Voorheen kom je zeggen dat leer een echt winterartikel was. Maar nu heb je blazers van gewassen leer, rokjes in roze en zomertopjes. Je kiest dan natuurlijk niet voor stevig rundleer, maar eerder voor zachte nappa's. Een typisch zomerproduct is het korte jasje. In onze collectie voor 2005 zit een heel mooie uitvoering met boorden, de reacties zijn nu al top.
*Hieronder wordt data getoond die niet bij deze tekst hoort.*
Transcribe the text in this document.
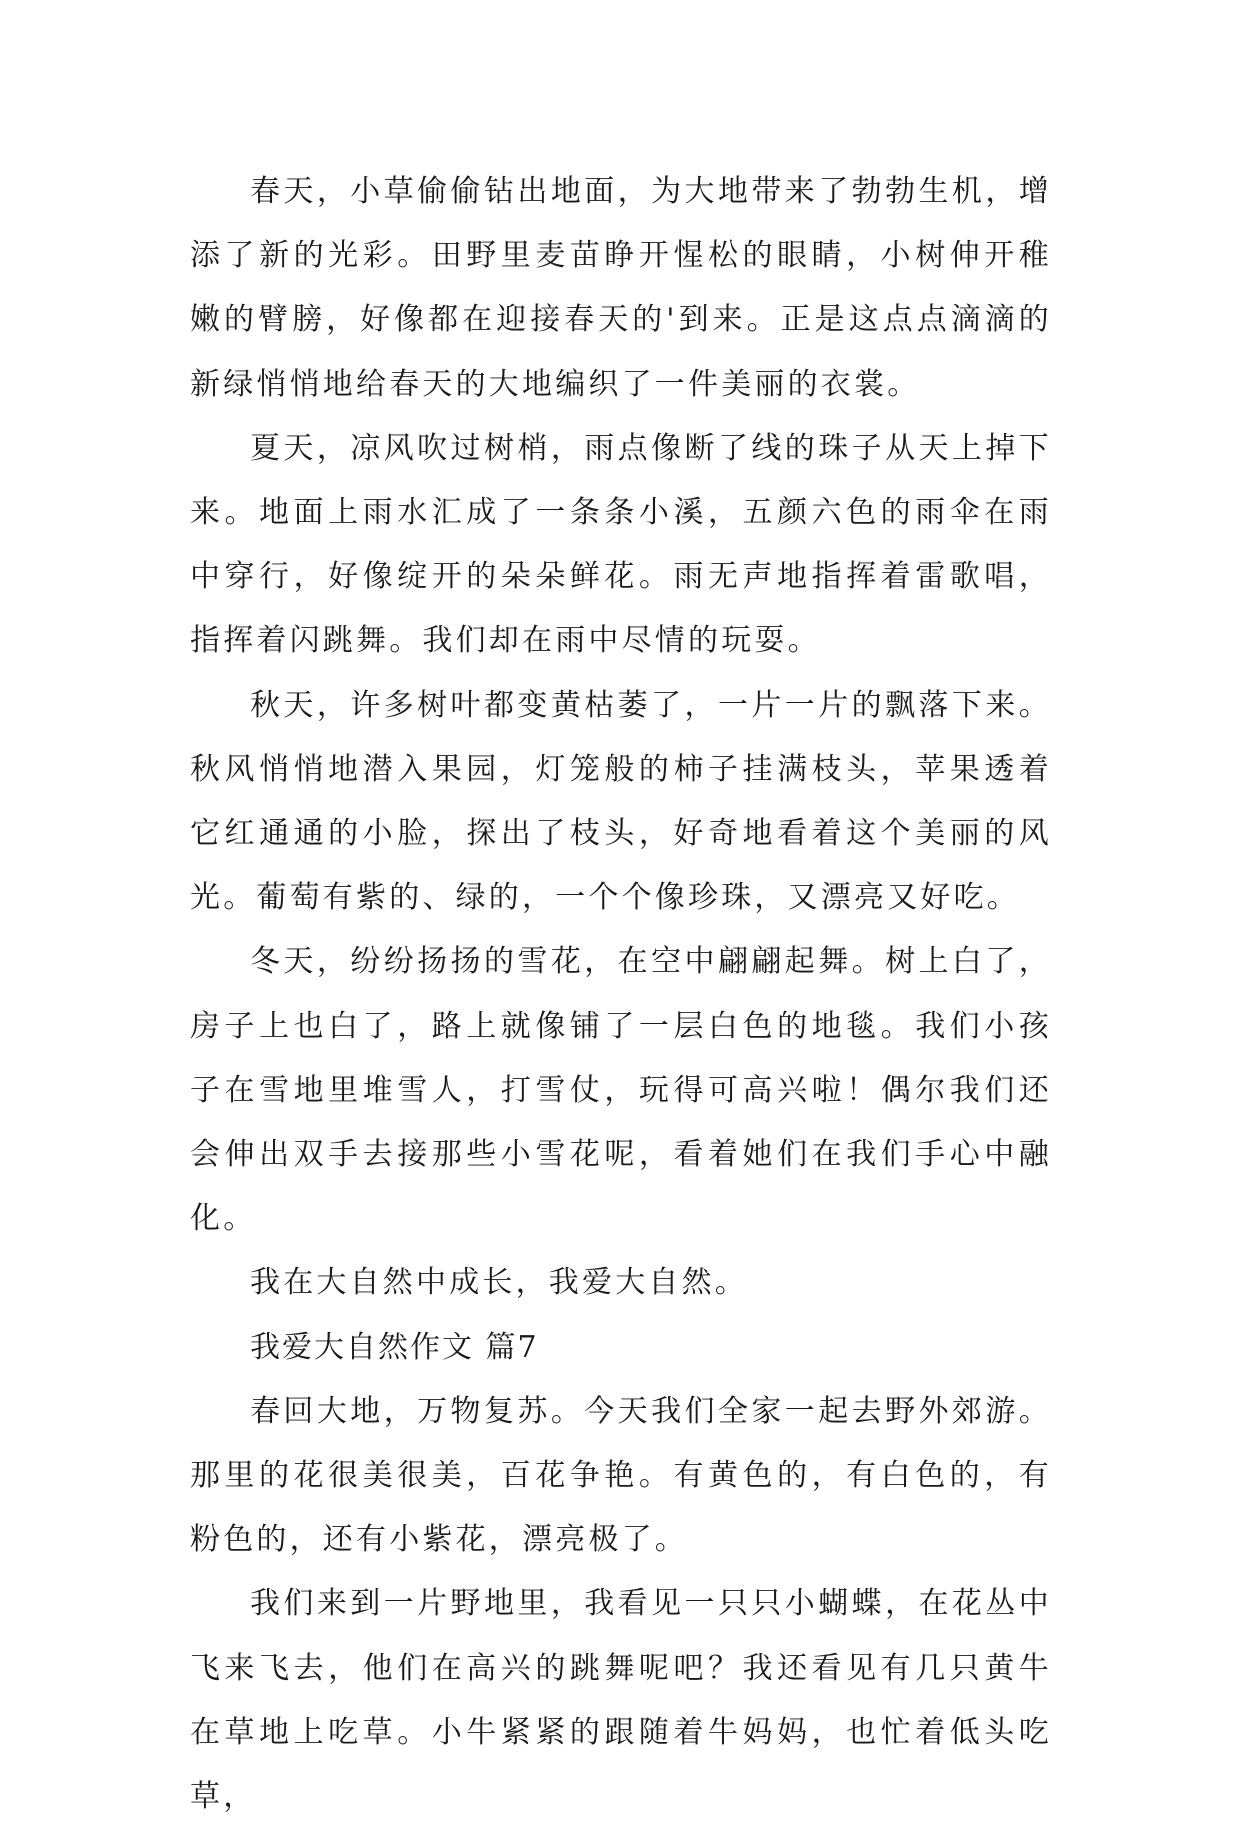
春天，小草偷偷钻出地面，为大地带来了勃勃生机，增添了新的光彩。田野里麦苗睁开惺松的眼睛，小树伸开稚嫩的臂膀，好像都在迎接春天的'到来。正是这点点滴滴的新绿悄悄地给春天的大地编织了一件美丽的衣裳。

夏天，凉风吹过树梢，雨点像断了线的珠子从天上掉下来。地面上雨水汇成了一条条小溪，五颜六色的雨伞在雨中穿行，好像绽开的朵朵鲜花。雨无声地指挥着雷歌唱，指挥着闪跳舞。我们却在雨中尽情的玩耍。

秋天，许多树叶都变黄枯萎了，一片一片的飘落下来。秋风悄悄地潜入果园，灯笼般的柿子挂满枝头，苹果透着它红通通的小脸，探出了枝头，好奇地看着这个美丽的风光。葡萄有紫的、绿的，一个个像珍珠，又漂亮又好吃。

冬天，纷纷扬扬的雪花，在空中翩翩起舞。树上白了，房子上也白了，路上就像铺了一层白色的地毯。我们小孩子在雪地里堆雪人，打雪仗，玩得可高兴啦！偶尔我们还会伸出双手去接那些小雪花呢，看着她们在我们手心中融化。

我在大自然中成长，我爱大自然。

我爱大自然作文 篇7

春回大地，万物复苏。今天我们全家一起去野外郊游。那里的花很美很美，百花争艳。有黄色的，有白色的，有粉色的，还有小紫花，漂亮极了。

我们来到一片野地里，我看见一只只小蝴蝶，在花丛中飞来飞去，他们在高兴的跳舞呢吧？我还看见有几只黄牛在草地上吃草。小牛紧紧的跟随着牛妈妈，也忙着低头吃草，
Een typisch Nederlandse opmerking is dat een jas practisch en functioneel moet zijn. Maar er is een verschil in functionaliteit. Een ski-jack is functioneel tijdens de wintersport, maar niet als jas over een kostuum. Toch hebben Nederlanders meer een eigen uitstraling van kleden. In New York of Milaan zie je dat mensen in een algemene stijl gekleed gaan. Allemaal min of meer hetzelfde. In België gaan de vrouwen heel vrouwelijk gekleed en in Londen heeft ieder meer een eigen stijl. Ook Nederlanders zijn individualistischer. Voor DNA geldt dat het silhouet heel belangrijk is, maar het moet wel draagbaar blijven. Je moet je er wel comfortabel in voelen."